The assumptions I use in this NPV come from its guidance, which calls for gross margins of 39%, revenue between $4.2-4.8 Billion, and EPS between $0.75-1.05 in Q2. It also gave full year EPS guidance of $5.25-6.00. Since it earned $1.33 in Q1, and I assume $0.80 in Q2, it will have to earn approximately $1.65 in Q3 and $1.72 in Q4 to reach EPS of $5.50, which is at the low end of the range it provided.
If my assumptions are correct, revenue will be about $6.1 Billion and $6.4 Billion in Q3 and Q4, respectively, with gross margins at 42%. I chose 42% because gross margins have historically been 44%, but the downturn in business will pressure margins down to 39% in Q2.
For the next seven years, I assumed slightly negative revenue growth, gross margins of 40%, flat operating expenses, and a 5% reduction in shares outstanding. Using these assumptions, I arrive at EPS of about $5.15 for the next seven years. At the current share price of $28, this amounts to a 12.5% annualized return if my overly simplistic model is accurate. Since this is a company in a slightly distressed state, and assumptions can vary dramatically, I feel that using a 20% required rate of return gives a larger margin for error, and yields a price of about $20 per share.

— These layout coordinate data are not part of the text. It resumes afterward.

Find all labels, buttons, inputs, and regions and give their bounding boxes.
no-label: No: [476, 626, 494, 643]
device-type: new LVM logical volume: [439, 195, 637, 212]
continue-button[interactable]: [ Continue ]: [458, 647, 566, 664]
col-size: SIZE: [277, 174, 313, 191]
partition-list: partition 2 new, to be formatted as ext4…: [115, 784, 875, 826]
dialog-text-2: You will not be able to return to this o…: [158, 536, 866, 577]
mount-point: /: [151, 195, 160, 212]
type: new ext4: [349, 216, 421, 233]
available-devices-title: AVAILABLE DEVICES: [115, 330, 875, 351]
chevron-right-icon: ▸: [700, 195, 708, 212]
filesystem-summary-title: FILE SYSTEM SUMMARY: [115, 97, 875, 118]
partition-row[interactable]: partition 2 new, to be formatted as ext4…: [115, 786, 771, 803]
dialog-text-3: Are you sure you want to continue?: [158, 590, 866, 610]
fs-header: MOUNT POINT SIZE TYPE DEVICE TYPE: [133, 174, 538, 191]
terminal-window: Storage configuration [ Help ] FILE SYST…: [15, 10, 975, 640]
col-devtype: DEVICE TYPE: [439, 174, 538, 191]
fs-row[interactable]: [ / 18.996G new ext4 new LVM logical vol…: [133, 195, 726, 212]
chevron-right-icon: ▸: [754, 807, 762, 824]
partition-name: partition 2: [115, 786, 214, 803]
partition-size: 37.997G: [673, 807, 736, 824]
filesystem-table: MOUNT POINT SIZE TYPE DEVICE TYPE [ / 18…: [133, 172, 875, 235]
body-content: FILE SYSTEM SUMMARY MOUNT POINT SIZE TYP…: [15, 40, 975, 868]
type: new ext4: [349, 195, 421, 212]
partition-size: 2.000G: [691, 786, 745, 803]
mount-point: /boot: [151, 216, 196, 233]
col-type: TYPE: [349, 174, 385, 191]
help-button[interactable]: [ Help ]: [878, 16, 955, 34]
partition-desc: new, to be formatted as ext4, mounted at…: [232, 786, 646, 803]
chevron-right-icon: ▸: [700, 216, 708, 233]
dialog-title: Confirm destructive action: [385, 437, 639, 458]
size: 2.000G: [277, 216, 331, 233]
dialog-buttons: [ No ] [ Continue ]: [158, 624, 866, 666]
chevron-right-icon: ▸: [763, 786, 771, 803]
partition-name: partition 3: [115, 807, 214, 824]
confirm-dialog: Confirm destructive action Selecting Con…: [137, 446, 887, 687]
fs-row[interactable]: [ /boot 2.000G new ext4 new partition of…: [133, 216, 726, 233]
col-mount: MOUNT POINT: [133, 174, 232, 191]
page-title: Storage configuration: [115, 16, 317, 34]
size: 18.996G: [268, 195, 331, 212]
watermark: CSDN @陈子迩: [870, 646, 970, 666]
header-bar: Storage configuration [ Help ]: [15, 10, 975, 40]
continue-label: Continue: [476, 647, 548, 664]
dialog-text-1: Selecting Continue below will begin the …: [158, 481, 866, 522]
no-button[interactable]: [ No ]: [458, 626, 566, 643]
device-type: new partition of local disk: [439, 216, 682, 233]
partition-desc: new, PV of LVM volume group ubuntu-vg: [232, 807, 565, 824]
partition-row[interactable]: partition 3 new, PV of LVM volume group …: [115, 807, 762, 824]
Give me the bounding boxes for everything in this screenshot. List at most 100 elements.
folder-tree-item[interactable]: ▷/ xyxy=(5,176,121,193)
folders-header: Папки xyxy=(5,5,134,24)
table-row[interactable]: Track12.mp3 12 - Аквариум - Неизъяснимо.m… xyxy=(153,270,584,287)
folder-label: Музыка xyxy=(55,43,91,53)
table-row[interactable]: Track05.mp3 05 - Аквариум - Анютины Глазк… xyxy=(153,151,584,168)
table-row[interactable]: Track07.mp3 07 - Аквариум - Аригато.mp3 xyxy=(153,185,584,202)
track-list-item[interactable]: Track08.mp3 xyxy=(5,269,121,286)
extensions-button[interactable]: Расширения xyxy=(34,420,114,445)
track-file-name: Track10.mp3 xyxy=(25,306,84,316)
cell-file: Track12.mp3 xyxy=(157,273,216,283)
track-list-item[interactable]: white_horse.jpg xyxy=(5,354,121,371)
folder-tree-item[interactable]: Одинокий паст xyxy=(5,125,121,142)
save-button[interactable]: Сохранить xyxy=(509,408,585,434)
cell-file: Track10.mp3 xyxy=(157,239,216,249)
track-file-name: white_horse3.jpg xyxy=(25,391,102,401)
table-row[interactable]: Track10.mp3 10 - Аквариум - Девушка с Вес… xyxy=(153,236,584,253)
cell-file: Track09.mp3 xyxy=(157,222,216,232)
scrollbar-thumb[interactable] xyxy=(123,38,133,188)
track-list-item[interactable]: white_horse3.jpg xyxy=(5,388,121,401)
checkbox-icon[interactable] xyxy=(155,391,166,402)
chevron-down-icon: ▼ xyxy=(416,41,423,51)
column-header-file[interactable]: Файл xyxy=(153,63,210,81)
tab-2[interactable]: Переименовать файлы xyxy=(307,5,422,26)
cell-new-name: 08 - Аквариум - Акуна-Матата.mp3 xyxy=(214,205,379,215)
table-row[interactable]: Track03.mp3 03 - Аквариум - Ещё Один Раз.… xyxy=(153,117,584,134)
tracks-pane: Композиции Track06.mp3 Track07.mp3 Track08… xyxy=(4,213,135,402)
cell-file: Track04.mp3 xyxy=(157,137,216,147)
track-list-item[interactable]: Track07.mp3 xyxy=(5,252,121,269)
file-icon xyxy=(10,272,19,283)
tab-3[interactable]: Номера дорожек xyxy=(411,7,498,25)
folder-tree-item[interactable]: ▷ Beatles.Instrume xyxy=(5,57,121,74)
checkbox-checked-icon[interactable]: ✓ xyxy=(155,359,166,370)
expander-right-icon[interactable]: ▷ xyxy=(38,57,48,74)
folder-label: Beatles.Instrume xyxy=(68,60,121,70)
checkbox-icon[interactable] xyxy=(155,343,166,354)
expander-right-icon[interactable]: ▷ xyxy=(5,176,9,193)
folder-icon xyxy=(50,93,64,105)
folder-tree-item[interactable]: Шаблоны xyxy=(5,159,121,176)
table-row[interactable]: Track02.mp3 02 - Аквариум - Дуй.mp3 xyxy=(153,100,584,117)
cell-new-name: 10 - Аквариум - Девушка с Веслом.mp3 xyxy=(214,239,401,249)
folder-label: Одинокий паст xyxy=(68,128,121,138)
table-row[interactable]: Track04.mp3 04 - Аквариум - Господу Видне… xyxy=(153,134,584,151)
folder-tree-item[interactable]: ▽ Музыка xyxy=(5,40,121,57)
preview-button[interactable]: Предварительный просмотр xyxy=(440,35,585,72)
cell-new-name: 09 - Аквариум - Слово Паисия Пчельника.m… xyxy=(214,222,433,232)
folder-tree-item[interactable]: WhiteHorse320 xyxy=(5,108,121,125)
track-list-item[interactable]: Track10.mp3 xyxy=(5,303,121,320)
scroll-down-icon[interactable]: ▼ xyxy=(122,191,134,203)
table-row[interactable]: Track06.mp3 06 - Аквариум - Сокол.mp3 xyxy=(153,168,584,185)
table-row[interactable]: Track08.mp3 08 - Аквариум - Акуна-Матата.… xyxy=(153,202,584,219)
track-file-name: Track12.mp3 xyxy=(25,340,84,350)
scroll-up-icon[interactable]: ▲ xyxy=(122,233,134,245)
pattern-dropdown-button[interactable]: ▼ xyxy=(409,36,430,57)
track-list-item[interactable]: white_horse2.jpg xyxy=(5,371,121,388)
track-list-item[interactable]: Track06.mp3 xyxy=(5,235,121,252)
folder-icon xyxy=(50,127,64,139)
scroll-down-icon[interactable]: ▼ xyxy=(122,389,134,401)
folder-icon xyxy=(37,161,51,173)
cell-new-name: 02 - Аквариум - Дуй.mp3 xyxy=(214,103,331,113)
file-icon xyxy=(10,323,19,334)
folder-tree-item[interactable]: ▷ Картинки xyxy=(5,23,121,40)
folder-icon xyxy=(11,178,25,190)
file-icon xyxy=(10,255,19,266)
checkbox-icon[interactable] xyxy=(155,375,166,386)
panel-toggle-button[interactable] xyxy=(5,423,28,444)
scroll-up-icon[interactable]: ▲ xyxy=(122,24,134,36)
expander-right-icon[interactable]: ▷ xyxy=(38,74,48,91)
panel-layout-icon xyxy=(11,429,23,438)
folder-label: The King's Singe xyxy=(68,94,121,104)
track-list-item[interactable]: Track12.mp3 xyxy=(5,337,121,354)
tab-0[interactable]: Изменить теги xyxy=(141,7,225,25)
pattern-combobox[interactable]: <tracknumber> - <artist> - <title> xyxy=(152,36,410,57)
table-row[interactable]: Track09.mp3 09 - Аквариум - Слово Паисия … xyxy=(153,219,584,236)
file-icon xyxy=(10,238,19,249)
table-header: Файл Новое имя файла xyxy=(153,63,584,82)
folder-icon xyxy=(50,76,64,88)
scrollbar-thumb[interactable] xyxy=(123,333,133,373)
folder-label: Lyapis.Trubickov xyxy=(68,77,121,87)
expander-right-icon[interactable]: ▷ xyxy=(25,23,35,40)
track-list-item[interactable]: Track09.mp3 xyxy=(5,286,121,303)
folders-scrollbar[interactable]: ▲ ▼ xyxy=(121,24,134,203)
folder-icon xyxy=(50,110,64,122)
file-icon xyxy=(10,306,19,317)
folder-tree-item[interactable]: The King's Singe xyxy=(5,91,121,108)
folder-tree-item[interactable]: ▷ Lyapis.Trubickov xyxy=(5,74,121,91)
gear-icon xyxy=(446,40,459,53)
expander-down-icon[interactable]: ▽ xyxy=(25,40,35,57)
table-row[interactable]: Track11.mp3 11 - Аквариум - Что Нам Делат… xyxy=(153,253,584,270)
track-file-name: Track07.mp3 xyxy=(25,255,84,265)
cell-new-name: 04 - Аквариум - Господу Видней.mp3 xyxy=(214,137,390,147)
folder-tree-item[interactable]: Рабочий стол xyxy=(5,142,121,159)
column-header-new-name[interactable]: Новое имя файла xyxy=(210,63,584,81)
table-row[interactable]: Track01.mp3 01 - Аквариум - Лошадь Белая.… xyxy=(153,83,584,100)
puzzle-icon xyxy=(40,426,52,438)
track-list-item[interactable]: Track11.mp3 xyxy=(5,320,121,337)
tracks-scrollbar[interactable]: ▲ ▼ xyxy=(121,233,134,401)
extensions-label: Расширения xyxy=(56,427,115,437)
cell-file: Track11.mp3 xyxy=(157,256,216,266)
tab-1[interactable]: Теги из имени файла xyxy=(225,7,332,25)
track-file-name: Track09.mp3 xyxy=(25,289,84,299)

I think my above analysis uses some fairly conservative assumptions and leaves room for results that could surprise investors to the upside. For example, RIMM produces about $3 Billion of cash per year. With that cash, RIMM could engage in much more aggressive stock purchases, which would increase the EPS in the out years. Also, RIMM could initiate a dividend that would attract a whole different class of investors to the stock than now, and would reduce the risks of having the company waste cash on investor-unfriendly activities such as excess R&D. Also, with a market cap at around $14 Billion and a debt-free balance sheet, RIMM is a good candidate for a possible (I think unlikely) takeover or LBO.
While my analysis is conservative, it is by no means the worst case scenario. It is possible that business customers will abandon Blackberry products in favor of Apple or Google platforms; it is also possible that RIMM makes very poor decisions with respect to shareholders. It could continue losing pricing power, which will be reflected in lower gross margins, and could also overspend on R&D for the foreseeable future. If RIMM maintains R&D growth of 40%/year without a commensurate increase in revenue, all of my future EPS estimates will be too high and I don’t think investors will be very happy.
For RIMM, Q2 is an opportunity to fix its problems, so I will be looking forward to Q3’s earnings. If gross margins are below 40%, I think RIMM will have a real credibility issue with investors, and RIMM’s entire future should be questioned at that point. If RIMM’s gross margins are 41-43%, I think that is a good sign that it's gotten through a weak spot in its business. For now, I am not buying RIMM until it gets into the $20-22 range. If it never gets to my price, I will have no regrets, but I think it is worth a small investment in the low 20s.
Disclosure: I have no positions in any stocks mentioned, and no plans to initiate any positions within the next 72 hours.